GNU Wget is a utility for noninteractive download of files from the Web. It supports HTTP and FTP protocols, as well as retrieval through HTTP proxies. It can follow HTML links, download many pages, and convert the links for local viewing. It can also mirror FTP hierarchies or only those files that have changed. Wget has been designed for robustness over slow network connections; if a download fails due to a network problem, it will keep retrying until the whole file has been retrieved.
With LinkChecker, you can check HTML documents and Web sites for broken links. It features recursion, robots.txt exclusion protocol support, HTTP proxy support, i18n support, multithreading, regular expression filtering rules for links, and user/password checking for authorized pages. Output can be colored or normal text, HTML, SQL, CSV, or a sitemap graph in DOT, GML, or XML format.

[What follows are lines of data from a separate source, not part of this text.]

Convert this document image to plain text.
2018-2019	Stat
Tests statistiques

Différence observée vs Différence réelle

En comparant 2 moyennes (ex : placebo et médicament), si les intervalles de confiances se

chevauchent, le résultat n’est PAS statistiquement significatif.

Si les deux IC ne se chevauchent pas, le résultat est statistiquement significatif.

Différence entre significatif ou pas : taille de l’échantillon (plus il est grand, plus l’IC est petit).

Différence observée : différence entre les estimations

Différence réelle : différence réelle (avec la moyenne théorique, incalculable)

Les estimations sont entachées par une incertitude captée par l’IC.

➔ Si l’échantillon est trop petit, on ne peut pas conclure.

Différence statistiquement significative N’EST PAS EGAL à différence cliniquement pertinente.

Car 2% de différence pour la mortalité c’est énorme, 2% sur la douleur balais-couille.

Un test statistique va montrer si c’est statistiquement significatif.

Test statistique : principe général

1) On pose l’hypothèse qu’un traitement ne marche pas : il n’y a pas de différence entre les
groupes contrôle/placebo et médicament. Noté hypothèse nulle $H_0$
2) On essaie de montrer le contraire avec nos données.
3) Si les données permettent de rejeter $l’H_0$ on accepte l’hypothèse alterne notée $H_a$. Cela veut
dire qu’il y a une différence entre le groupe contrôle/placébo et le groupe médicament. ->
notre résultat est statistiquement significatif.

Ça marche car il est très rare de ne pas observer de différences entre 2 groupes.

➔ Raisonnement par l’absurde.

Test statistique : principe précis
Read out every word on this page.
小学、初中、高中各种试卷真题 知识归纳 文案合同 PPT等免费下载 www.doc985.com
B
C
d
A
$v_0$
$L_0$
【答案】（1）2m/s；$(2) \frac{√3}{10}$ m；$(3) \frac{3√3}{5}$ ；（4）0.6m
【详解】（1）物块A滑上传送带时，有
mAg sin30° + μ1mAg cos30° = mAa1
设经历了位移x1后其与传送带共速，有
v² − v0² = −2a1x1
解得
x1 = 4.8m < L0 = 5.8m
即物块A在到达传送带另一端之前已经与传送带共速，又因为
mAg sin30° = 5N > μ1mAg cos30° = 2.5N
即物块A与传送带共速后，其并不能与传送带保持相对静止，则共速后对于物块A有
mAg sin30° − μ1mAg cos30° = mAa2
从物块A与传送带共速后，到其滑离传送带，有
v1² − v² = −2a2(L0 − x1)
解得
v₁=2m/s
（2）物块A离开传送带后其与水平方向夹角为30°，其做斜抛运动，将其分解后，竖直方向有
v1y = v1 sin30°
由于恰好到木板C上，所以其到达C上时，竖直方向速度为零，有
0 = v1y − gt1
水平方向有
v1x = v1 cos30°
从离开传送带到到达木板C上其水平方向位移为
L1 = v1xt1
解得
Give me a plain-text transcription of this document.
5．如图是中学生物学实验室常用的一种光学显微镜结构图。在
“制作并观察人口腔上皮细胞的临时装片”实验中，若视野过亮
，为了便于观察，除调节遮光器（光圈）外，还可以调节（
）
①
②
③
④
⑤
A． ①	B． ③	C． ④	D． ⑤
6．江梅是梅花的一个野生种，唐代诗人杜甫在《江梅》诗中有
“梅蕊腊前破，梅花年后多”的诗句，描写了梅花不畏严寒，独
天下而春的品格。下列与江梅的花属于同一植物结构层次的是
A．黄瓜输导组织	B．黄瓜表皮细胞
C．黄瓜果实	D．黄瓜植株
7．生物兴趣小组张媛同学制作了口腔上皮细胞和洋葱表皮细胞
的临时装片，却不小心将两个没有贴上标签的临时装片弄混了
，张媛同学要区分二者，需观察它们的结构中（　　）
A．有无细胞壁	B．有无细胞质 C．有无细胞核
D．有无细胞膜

Supported link types are HTTP/1.1 and 1.0, HTTPS, FTP, mailto:, news:, nntp:, Telnet, and local files.
urlwatch is a script intended to help you watch URLs and get notified (via email) of any changes. The change notification will include the URL that has changed and a unified diff of what has changed. The script works out of a single directory, so there is no need to install anything. State files are kept in the same folder. The script supports stripping parts of a page that are always changing through the use of a filter hook function. It is typically run as a cronjob.
RabbIt is a mutating, caching Web proxy used to speed up surfing over slow links like modems. It does this by removing advertising and background images and scaling down images to low quality JPEGs. RabbIT is written in Java and should be able to run on any platform. It does depend upon an image converter if image scaling is on. The recommended image converter is "convert" from the ImageMagick package.
webcheck is a Web site checking tool for Web masters. It crawls a given Web site and generates a number of reports. The whole system is pluggable, allowing extra reports and checks to be added easily. It supports retrieving Web sites over HTTP, file, and FTP protocols and produces reports on site structure, broken links, old Web pages, overviews of external links, and more. The links that webcheck considers external are configurable through regular expressions, and webcheck honors robots.txt.
Web-Analiser is a script to gather and analyze statistics of Website traffic. It provides the whole gamut of every possible statistics and reports, which analyze visitors, pages, and Website traffic. It is designed to operate both one and several domains (Websites) at once. The statistics are maintained, in which each Website dealt with separately and together. It includes a great number of statistical reports, making it possible to have a complete idea of your audience.
Websitary is a script that monitors Web pages, RSS feeds, and podcasts and reports what's new. For many tasks, it reuses other programs (such as w3m, diff, and webdiff) to do the actual work. By default, it works on an ASCII basis, i.e. with the output of text-based Web browsers. With the help of some friends, it can also work with HTML.
phoneutria is a Web crawler that is multi-threaded, scalable, high performance, extensible, and polite. It can be used to crawl, index, load-test, or even download any Web or enterprise domain and is configurable through a XML configuration file. Phoneutria can be used for either checking the links of a Web site or for load-testing purposes (i.e. the level of politeness can be configured). It provides a plug-in mechanism for further extensions.
ht://Check is a link checker derived from ht://Dig. It can retrieve information through HTTP/1.1 and store it in a MySQL database so that after a "crawl", ht://Check can return broken links, anchors not found, content-types, and HTTP status codes summaries. ht://Check also performs accessibility checks in accordance with the principles of the University of Toronto's Open Accessibility Checks (OAC) project, allowing users to discover site-wide barriers like images without proper alternatives, missing titles, etc. A PHP interface lets the user query and view the results directly via the Web.